President Nicolas Sarkozy of France and the Libyan leader, Colonel Muammar el-Qaddafi, signed an agreement in July to build a nuclear reactor to power a desalination plant in Libya. The two countries also agreed to cooperate exploring for uranium in Libya.

Stefan vom Scheidt, an executive at Areva, was chosen to be the chief executive of Atmea, while Makoto Kanda, an executive with Mitsubishi Heavy Industries who has worked in the marketing of nuclear projects in the United States and Asia, was named to be his deputy.

Asked whether Mitsubishi Heavy would consider buying a stake in state-owned Areva should the company's ownership structure evolve, Tsukuda, the Mitsubishi president, said he did not "have a fixed view."

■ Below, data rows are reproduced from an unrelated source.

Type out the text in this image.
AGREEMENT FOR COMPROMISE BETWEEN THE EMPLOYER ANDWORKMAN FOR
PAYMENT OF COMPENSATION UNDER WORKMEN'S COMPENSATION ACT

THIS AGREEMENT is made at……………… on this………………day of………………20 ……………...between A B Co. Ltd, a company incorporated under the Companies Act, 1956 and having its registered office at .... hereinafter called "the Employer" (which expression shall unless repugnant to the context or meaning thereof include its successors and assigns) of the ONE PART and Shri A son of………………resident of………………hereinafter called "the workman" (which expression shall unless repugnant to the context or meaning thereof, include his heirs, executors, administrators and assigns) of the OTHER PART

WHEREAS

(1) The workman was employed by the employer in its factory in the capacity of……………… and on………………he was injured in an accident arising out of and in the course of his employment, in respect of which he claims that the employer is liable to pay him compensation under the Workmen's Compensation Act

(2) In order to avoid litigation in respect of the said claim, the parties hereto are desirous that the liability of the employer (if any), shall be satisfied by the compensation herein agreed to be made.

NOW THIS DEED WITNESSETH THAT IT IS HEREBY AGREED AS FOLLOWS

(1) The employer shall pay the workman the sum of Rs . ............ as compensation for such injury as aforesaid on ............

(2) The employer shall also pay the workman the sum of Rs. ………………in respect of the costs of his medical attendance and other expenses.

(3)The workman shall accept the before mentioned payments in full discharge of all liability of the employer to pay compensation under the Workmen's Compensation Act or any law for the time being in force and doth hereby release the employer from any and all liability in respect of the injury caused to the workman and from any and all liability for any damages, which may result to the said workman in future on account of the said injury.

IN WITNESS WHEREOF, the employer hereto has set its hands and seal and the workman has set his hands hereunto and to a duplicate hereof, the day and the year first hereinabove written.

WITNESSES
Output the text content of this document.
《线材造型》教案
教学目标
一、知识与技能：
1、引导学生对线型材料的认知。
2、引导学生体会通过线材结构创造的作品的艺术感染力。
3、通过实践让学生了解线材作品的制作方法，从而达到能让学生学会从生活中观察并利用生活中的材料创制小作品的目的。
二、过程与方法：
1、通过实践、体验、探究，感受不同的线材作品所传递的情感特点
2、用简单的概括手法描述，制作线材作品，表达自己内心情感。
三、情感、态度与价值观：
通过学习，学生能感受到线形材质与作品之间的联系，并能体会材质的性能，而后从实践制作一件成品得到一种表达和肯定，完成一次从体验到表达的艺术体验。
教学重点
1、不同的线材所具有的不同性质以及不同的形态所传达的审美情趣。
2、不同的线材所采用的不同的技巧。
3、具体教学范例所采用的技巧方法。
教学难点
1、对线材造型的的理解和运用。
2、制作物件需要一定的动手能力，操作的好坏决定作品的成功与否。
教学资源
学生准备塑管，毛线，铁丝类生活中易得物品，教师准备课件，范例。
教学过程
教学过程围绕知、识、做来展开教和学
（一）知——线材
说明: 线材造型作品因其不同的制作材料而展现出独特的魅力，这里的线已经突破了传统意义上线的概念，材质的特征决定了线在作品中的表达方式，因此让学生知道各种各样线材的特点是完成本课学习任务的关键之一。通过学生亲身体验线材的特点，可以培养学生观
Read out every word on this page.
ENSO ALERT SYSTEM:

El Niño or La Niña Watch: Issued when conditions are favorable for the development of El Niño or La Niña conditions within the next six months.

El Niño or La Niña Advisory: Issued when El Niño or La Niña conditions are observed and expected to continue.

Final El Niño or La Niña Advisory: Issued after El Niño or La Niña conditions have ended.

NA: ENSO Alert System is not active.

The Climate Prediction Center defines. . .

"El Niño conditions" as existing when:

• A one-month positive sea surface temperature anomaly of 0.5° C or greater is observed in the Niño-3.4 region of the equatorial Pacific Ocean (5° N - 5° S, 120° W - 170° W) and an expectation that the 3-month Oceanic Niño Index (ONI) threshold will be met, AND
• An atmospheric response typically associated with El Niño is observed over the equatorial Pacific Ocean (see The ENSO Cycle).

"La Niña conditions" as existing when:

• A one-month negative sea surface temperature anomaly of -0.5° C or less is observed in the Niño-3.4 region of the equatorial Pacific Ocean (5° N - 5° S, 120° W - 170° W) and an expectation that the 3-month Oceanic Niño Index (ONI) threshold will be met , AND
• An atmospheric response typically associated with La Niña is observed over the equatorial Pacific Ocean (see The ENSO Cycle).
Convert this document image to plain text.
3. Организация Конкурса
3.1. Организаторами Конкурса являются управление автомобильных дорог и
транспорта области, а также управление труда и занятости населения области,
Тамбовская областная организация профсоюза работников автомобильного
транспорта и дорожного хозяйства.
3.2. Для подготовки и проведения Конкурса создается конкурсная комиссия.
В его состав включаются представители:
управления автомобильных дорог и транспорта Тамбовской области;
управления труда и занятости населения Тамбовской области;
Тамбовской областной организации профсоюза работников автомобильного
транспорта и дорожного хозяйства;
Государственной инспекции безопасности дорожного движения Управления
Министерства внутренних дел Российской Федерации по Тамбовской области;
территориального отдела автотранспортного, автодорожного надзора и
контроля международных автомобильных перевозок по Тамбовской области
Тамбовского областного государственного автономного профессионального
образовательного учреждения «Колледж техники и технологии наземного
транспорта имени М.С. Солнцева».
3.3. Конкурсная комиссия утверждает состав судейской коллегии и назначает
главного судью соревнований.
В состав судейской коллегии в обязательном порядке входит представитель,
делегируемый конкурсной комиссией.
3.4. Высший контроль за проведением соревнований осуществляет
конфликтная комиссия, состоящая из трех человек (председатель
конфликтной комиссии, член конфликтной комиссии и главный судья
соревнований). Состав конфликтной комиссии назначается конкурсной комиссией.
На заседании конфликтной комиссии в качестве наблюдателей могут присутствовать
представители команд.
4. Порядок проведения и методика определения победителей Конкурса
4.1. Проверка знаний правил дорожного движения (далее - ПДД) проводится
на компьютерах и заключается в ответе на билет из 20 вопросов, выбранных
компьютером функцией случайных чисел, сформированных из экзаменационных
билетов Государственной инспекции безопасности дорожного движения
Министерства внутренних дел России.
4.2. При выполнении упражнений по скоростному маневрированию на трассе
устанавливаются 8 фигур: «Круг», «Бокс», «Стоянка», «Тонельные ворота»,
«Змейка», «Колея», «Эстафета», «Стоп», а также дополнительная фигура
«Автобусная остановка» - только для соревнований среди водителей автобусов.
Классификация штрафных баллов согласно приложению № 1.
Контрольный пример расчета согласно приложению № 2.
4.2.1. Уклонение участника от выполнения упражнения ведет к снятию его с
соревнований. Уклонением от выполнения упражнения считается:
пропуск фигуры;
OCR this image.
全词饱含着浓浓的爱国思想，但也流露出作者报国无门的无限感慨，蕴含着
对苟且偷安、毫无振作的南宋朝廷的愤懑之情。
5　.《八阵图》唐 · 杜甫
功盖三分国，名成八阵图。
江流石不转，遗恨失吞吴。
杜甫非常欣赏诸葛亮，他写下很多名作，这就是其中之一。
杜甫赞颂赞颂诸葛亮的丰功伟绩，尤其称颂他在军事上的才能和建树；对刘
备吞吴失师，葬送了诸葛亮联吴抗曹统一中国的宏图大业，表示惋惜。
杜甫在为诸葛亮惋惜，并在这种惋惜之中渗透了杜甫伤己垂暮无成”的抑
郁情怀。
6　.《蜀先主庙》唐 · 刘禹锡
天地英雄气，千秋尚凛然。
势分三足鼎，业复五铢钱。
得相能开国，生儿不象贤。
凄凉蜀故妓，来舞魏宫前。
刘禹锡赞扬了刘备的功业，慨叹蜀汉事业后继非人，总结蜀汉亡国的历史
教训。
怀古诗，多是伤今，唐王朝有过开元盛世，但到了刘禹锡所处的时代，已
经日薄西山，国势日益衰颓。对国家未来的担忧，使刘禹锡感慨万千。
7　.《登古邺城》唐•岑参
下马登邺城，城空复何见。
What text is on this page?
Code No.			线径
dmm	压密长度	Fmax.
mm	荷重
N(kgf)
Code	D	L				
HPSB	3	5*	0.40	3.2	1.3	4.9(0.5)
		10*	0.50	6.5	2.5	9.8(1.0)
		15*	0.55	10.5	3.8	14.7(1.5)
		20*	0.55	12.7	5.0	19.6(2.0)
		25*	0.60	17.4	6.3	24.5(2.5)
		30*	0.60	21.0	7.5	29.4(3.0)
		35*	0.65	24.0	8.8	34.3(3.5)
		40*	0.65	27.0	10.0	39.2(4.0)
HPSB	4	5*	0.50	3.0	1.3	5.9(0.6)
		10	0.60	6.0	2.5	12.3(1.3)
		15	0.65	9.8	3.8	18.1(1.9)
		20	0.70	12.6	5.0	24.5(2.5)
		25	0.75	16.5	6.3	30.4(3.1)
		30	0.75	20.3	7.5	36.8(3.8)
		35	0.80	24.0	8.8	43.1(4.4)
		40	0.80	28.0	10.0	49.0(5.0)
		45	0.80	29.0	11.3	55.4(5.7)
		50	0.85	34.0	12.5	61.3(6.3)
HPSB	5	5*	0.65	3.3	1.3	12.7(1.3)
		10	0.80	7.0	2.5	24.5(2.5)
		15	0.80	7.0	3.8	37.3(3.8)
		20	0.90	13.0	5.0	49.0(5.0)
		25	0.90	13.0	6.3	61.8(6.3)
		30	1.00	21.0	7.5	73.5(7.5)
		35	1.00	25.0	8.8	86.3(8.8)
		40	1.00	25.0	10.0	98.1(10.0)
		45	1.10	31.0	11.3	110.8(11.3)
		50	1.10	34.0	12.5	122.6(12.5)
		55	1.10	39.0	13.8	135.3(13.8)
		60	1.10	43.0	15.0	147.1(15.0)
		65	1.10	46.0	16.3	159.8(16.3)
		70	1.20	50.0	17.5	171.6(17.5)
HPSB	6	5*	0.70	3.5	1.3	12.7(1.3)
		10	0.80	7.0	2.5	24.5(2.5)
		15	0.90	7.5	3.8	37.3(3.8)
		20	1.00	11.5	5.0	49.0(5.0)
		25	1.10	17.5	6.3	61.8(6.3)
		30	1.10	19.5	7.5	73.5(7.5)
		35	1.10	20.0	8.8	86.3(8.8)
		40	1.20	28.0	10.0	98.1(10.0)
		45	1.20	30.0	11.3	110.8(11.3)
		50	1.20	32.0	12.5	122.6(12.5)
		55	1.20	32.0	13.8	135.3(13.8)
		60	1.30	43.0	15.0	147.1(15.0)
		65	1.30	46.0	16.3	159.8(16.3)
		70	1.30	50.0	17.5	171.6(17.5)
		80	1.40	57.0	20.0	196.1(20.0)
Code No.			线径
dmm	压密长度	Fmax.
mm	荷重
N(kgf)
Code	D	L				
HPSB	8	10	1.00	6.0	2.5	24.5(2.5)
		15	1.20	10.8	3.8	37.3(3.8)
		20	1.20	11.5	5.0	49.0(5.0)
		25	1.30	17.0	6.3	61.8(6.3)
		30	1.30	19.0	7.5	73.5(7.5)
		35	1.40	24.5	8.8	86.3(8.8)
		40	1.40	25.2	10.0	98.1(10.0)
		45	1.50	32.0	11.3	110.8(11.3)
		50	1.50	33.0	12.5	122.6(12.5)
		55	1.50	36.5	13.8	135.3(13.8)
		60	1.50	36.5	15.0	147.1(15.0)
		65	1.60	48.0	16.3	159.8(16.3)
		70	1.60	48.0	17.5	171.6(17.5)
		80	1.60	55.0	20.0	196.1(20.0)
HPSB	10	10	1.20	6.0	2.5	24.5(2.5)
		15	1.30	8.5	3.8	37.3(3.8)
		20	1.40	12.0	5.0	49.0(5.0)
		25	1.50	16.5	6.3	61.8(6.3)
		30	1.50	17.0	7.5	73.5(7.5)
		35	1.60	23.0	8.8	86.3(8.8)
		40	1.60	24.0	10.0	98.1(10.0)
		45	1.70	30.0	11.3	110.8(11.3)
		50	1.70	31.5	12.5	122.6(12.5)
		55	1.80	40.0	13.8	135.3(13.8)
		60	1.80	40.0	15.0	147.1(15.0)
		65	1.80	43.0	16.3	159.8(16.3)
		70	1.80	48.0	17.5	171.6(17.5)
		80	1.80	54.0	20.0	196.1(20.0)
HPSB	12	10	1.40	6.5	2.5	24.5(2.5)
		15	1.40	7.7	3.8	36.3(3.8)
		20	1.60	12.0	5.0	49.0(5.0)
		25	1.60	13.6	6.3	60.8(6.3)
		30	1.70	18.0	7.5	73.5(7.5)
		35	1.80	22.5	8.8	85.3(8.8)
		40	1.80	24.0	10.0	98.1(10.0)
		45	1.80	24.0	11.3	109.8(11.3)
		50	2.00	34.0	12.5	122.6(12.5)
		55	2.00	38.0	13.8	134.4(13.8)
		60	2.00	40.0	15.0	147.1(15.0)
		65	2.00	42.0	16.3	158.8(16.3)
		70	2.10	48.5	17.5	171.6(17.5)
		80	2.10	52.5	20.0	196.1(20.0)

"What's important is the state of our cooperation with Areva," he said. If Areva's ownership structure changed, "we could react," he said.

Lauvergeon said that an enlargement of the company's capital would be "the best solution" to finance expansion amid a worldwide nuclear revival. She said that the timetable was up to the French government.

Areva's main shareholder, the French state-owned nuclear agency, sent a memo to the government in July describing possible scenarios by which it might dispose of all or part of its 79 percent stake to finance the dismantling of the country's old plants after 2009, Xavier Clément, a spokesman for the agency, said recently.

Some companies, including Mitsubishi Heavy, were cited in the memo as potential investors in Areva.

A change in the ownership structure of Areva will not happen in the near future, Claude Guéant, chief of staff to Sarkozy, said on the French radio station RTL.